Но в самом ли деле она собиралась стать его женой?
Он сощурил глаза.
— Я не стану лгать тебе, девушка. Если я дам тебе такое обещание, я его сдержу. Для меня это будет делом чести, и я не убью Ричарда Беннетта. Но этот брак будет настоящим. Ты будешь спать в моей постели и родишь мне детей. — Он подошел ближе. — Но я тоже возьму с тебя обещание. У меня есть ответственность перед моим кланом и людьми, которые последовали за мной как за предводителем мятежа. Я должен обеспечить им безопасность и защиту. Я должен быть уверен, что ты их не выдашь.
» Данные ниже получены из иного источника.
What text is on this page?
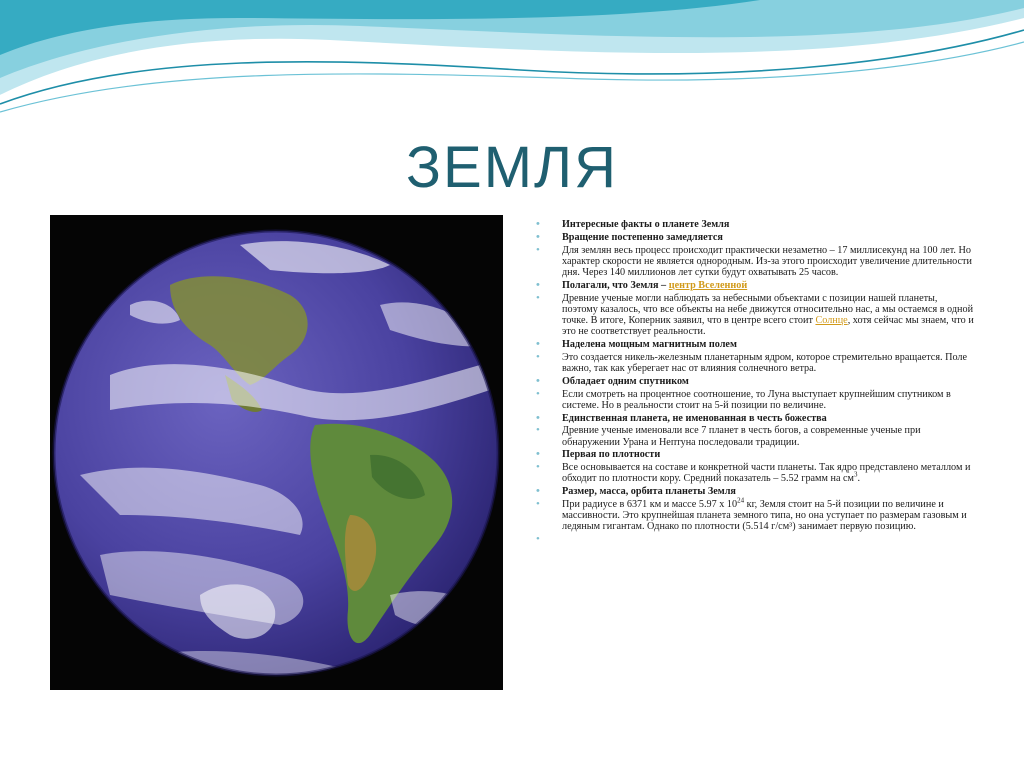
ЗЕМЛЯ
• Интересные факты о планете Земля
• Вращение постепенно замедляется
• Для землян весь процесс происходит практически незаметно – 17 миллисекунд на 100 лет. Но характер скорости не является однородным. Из-за этого происходит увеличение длительности дня. Через 140 миллионов лет сутки будут охватывать 25 часов.
• Полагали, что Земля – центр Вселенной
• Древние ученые могли наблюдать за небесными объектами с позиции нашей планеты, поэтому казалось, что все объекты на небе движутся относительно нас, а мы остаемся в одной точке. В итоге, Коперник заявил, что в центре всего стоит Солнце, хотя сейчас мы знаем, что и это не соответствует реальности.
• Наделена мощным магнитным полем
• Это создается никель-железным планетарным ядром, которое стремительно вращается. Поле важно, так как уберегает нас от влияния солнечного ветра.
• Обладает одним спутником
• Если смотреть на процентное соотношение, то Луна выступает крупнейшим спутником в системе. Но в реальности стоит на 5-й позиции по величине.
• Единственная планета, не именованная в честь божества
• Древние ученые именовали все 7 планет в честь богов, а современные ученые при обнаружении Урана и Нептуна последовали традиции.
• Первая по плотности
• Все основывается на составе и конкретной части планеты. Так ядро представлено металлом и обходит по плотности кору. Средний показатель – 5.52 грамм на $см^3$.
• Размер, масса, орбита планеты Земля
• При радиусе в 6371 км и массе 5.97 x $10^{24}$ кг, Земля стоит на 5-й позиции по величине и массивности. Это крупнейшая планета земного типа, но она уступает по размерам газовым и ледяным гигантам. Однако по плотности (5.514 г/см³) занимает первую позицию.
•
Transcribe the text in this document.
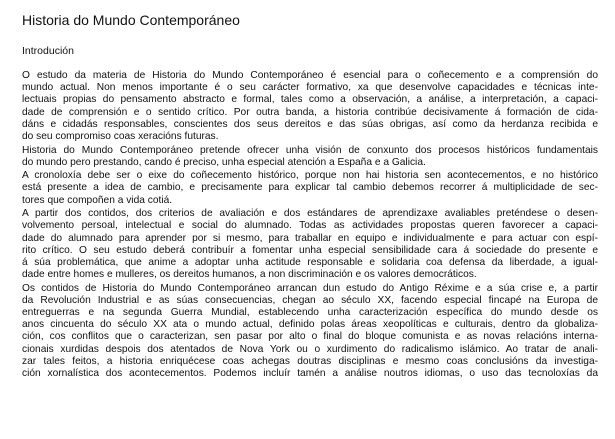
Historia do Mundo Contemporáneo
Introdución
O estudo da materia de Historia do Mundo Contemporáneo é esencial para o coñecemento e a comprensión do
mundo actual. Non menos importante é o seu carácter formativo, xa que desenvolve capacidades e técnicas inte-
lectuais propias do pensamento abstracto e formal, tales como a observación, a análise, a interpretación, a capaci-
dade de comprensión e o sentido crítico. Por outra banda, a historia contribúe decisivamente á formación de cida-
dáns e cidadás responsables, conscientes dos seus dereitos e das súas obrigas, así como da herdanza recibida e
do seu compromiso coas xeracións futuras.
Historia do Mundo Contemporáneo pretende ofrecer unha visión de conxunto dos procesos históricos fundamentais
do mundo pero prestando, cando é preciso, unha especial atención a España e a Galicia.
A cronoloxía debe ser o eixe do coñecemento histórico, porque non hai historia sen acontecementos, e no histórico
está presente a idea de cambio, e precisamente para explicar tal cambio debemos recorrer á multiplicidade de sec-
tores que compoñen a vida cotiá.
A partir dos contidos, dos criterios de avaliación e dos estándares de aprendizaxe avaliables preténdese o desen-
volvemento persoal, intelectual e social do alumnado. Todas as actividades propostas queren favorecer a capaci-
dade do alumnado para aprender por si mesmo, para traballar en equipo e individualmente e para actuar con espí-
rito crítico. O seu estudo deberá contribuír a fomentar unha especial sensibilidade cara á sociedade do presente e
á súa problemática, que anime a adoptar unha actitude responsable e solidaria coa defensa da liberdade, a igual-
dade entre homes e mulleres, os dereitos humanos, a non discriminación e os valores democráticos.
Os contidos de Historia do Mundo Contemporáneo arrancan dun estudo do Antigo Réxime e a súa crise e, a partir
da Revolución Industrial e as súas consecuencias, chegan ao século XX, facendo especial fincapé na Europa de
entreguerras e na segunda Guerra Mundial, establecendo unha caracterización específica do mundo desde os
anos cincuenta do século XX ata o mundo actual, definido polas áreas xeopolíticas e culturais, dentro da globaliza-
ción, cos conflitos que o caracterizan, sen pasar por alto o final do bloque comunista e as novas relacións interna-
cionais xurdidas despois dos atentados de Nova York ou o xurdimento do radicalismo islámico. Ao tratar de anali-
zar tales feitos, a historia enriquécese coas achegas doutras disciplinas e mesmo coas conclusións da investiga-
ción xornalística dos acontecementos. Podemos incluír tamén a análise noutros idiomas, o uso das tecnoloxías da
Она настороженно смотрела на него.
— Ты настаиваешь на том, чтобы в обмен на твою клятву сохранить Ричарду жизнь и позволить суду решать его судьбу я должна сохранить твои тайны?
— Да.
Он стоял, уперев руки в боки, и пристально смотрел на нее.
— Что скажет Ангус? — дерзко поинтересовалась она, зная, что этот вопрос выведет Дункана из равновесия. — Он этого не одобрит, и тебе придется защитить меня от него.
— Я это сделаю.
Амелии стало трудно дышать. Когда она так и не смогла дать ему ответ, он взял ее за подбородок, приподнимая лицо вверх, и посмотрел ей в глаза.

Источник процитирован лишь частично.